December 29, 2025
Byte-sized banter, mega nostalgia
Show HN: Z80-μLM, a 'Conversational AI' That Fits in 40KB
Retro chip gets sassy: a 40KB chatbot makes the internet nostalgic and noisy
TLDR: A cheeky chatbot squeezed into 40KB on a 1976-era chip has the crowd buzzing. People want a simulator and Game Boy port, advice is flying on safe training data, and skeptics quibble over whether it’s “real AI,” proving retro charm can ignite very modern debates.
Retro fans are losing it over Z80-μLM, a tiny “conversational AI” squeezed into a 40KB program for a late‑70s chip. It types out replies one character at a time and mostly says things like “OK” or “MAYBE,” and yes, that’s part of the charm. The vibe in the Show HN thread is equal parts giggles and nostalgia: “An LLM in a .com file? Haha made my day,” cheered one commenter, while another dreamed of a Game Boy version and the sweet glow of a green screen. The practical crowd showed up too, begging for a simulator so they can try it without soldering anything: “Would love to see a Z80 simulator,” one wrote.

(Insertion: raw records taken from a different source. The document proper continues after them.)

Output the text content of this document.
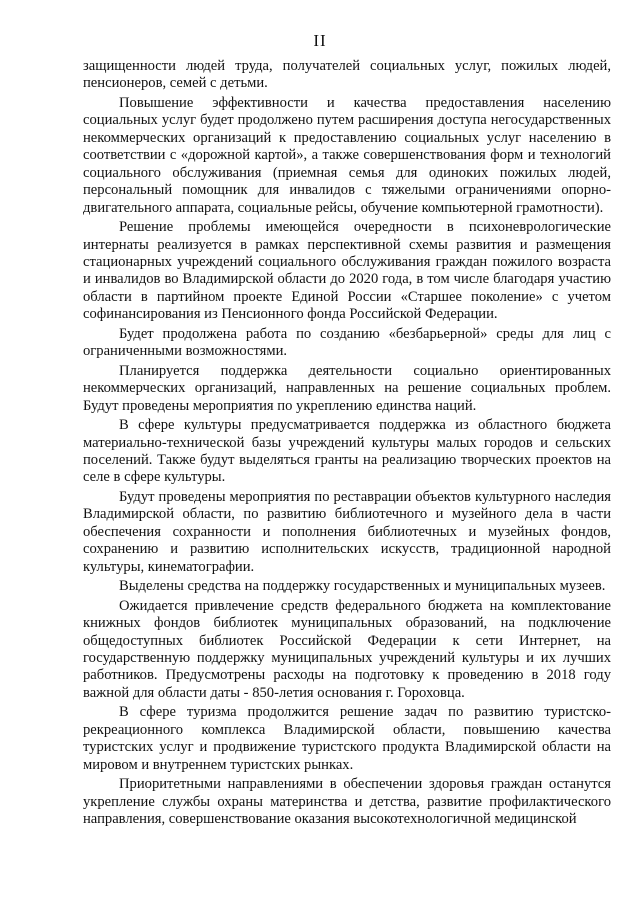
II

защищенности людей труда, получателей социальных услуг, пожилых людей, пенсионеров, семей с детьми.

Повышение эффективности и качества предоставления населению социальных услуг будет продолжено путем расширения доступа негосударственных некоммерческих организаций к предоставлению социальных услуг населению в соответствии с «дорожной картой», а также совершенствования форм и технологий социального обслуживания (приемная семья для одиноких пожилых людей, персональный помощник для инвалидов с тяжелыми ограничениями опорно-двигательного аппарата, социальные рейсы, обучение компьютерной грамотности).

Решение проблемы имеющейся очередности в психоневрологические интернаты реализуется в рамках перспективной схемы развития и размещения стационарных учреждений социального обслуживания граждан пожилого возраста и инвалидов во Владимирской области до 2020 года, в том числе благодаря участию области в партийном проекте Единой России «Старшее поколение» с учетом софинансирования из Пенсионного фонда Российской Федерации.

Будет продолжена работа по созданию «безбарьерной» среды для лиц с ограниченными возможностями.

Планируется поддержка деятельности социально ориентированных некоммерческих организаций, направленных на решение социальных проблем. Будут проведены мероприятия по укреплению единства наций.

В сфере культуры предусматривается поддержка из областного бюджета материально-технической базы учреждений культуры малых городов и сельских поселений. Также будут выделяться гранты на реализацию творческих проектов на селе в сфере культуры.

Будут проведены мероприятия по реставрации объектов культурного наследия Владимирской области, по развитию библиотечного и музейного дела в части обеспечения сохранности и пополнения библиотечных и музейных фондов, сохранению и развитию исполнительских искусств, традиционной народной культуры, кинематографии.

Выделены средства на поддержку государственных и муниципальных музеев.

Ожидается привлечение средств федерального бюджета на комплектование книжных фондов библиотек муниципальных образований, на подключение общедоступных библиотек Российской Федерации к сети Интернет, на государственную поддержку муниципальных учреждений культуры и их лучших работников. Предусмотрены расходы на подготовку к проведению в 2018 году важной для области даты - 850-летия основания г. Гороховца.

В сфере туризма продолжится решение задач по развитию туристско-рекреационного комплекса Владимирской области, повышению качества туристских услуг и продвижение туристского продукта Владимирской области на мировом и внутреннем туристских рынках.

Приоритетными направлениями в обеспечении здоровья граждан останутся укрепление службы охраны материнства и детства, развитие профилактического направления, совершенствование оказания высокотехнологичной медицинской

Cue the mini‑drama: a few readers question calling it “AI” when it can’t hold a full chat, but supporters clap back that personality beats paragraphs on 4MHz hardware. Data‑policy nerds jump in with advice: use permissive large language models (LLMs) to create training data and “don’t stress about breaking TOS” (terms of service) or “C&D” (cease and desist). Meanwhile, homebrew builders flex, promising to run it on their own DIY Z80 boards. Verdict from the crowd: tiny tech, big vibes, and a retro experiment that’s way more fun than it has any right to be.
Key Points
- •Z80-μLM is a ~40KB .COM conversational micro language model running on a 4MHz Z80 with 64KB RAM.
- •It uses trigram hash encoding into 128 buckets and 2-bit weight quantization for compact inference.
- •Inference is integer-only (16-bit) with fixed-point scaling and no floating point, fitting CP/M’s TPA.
- •Two examples—tinychat and guess—demonstrate terse conversational and 20 Questions behaviors.
- •Architecture includes 128 query and 128 context buckets, configurable hidden layers, ReLU activations, and character-level autoregressive output.